Christians just make this up as we go along, depending on the socio-legal-cultural environment we find ourselves in - which, to be honest, is pretty useful because its highly adaptable and might explain a few things about how Christianity has managed to penetrate a multiplicity of cultures.

Likewise, when Jesus was asked by someone to act as arbiter in a family property dispute, he completely disowned even a modicum of interest in telling people how to run their own lives in that way:


Someone in the crowd said to him, “Teacher, tell my brother to divide the inheritance with me.” 14But he said to him, “Man, who made me a judge or arbitrator over you?

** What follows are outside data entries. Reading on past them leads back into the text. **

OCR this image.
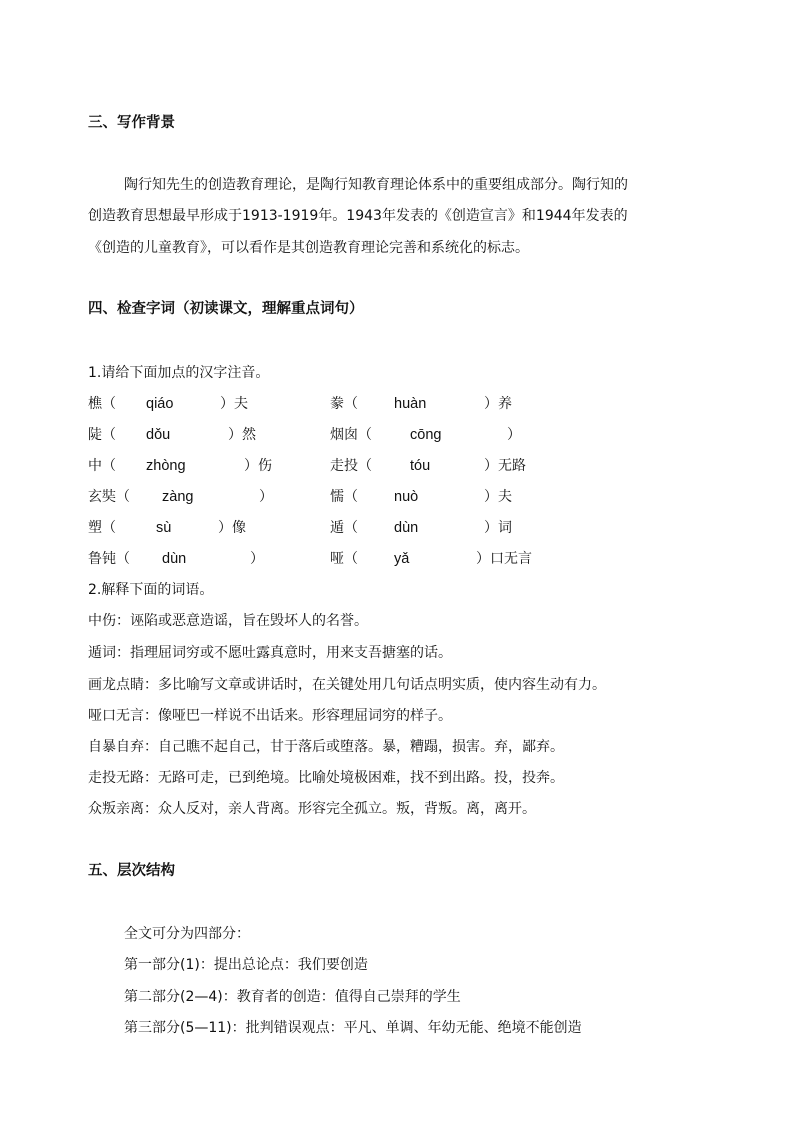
三、写作背景
陶行知先生的创造教育理论，是陶行知教育理论体系中的重要组成部分。陶行知的
创造教育思想最早形成于1913-1919年。1943年发表的《创造宣言》和1944年发表的
《创造的儿童教育》，可以看作是其创造教育理论完善和系统化的标志。
四、检查字词（初读课文，理解重点词句）
1.请给下面加点的汉字注音。
樵（ qiáo	）夫	豢（ huàn	）养
陡（ dǒu	）然	烟囱（	cōng	）
中（ zhòng	）伤	走投（	tóu	）无路
玄奘（ zàng	）	懦（ nuò	）夫
塑（	sù	）像	遁（ dùn	）词
鲁钝（ dùn	）	哑（ yǎ	）口无言
2.解释下面的词语。
中伤：诬陷或恶意造谣，旨在毁坏人的名誉。
遁词：指理屈词穷或不愿吐露真意时，用来支吾搪塞的话。
画龙点睛：多比喻写文章或讲话时，在关键处用几句话点明实质，使内容生动有力。
哑口无言：像哑巴一样说不出话来。形容理屈词穷的样子。
自暴自弃：自己瞧不起自己，甘于落后或堕落。暴，糟蹋，损害。弃，鄙弃。
走投无路：无路可走，已到绝境。比喻处境极困难，找不到出路。投，投奔。
众叛亲离：众人反对，亲人背离。形容完全孤立。叛，背叛。离，离开。
五、层次结构
全文可分为四部分：
第一部分(1)：提出总论点：我们要创造
第二部分(2—4)：教育者的创造：值得自己崇拜的学生
第三部分(5—11)：批判错误观点：平凡、单调、年幼无能、绝境不能创造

And he said to them, “Take care! Be on your guard against all kinds of greed; for one’s life does not consist in the abundance of possessions.” 16 Then he told them a parable... (Luke 12:13-14)​


In other words, whereas Numbers 27:7-11 (which says a man's sons inherit first, daughters if no sons, brothers if he has no children, and so on) in the Torah and Sura 4 of the Qur'an have extensive details about inheritance law, Jesus prioritizes ethical living over the legal details and this has ultimately rendered the development of law a human responsibility in Christianity, not a religious one.
 

exchemist

Veteran Member
Are you still talking about the earlier narrative or is this a reference to some other one?
The same. Anyway, it is just a story in St John's Gospel which illustrates the change in the teaching of Jesus from the Mosaic law. So for Christians it has significance. Naturally though, I would not expect someone such as yourself to go along with this. I would not be that impertinent.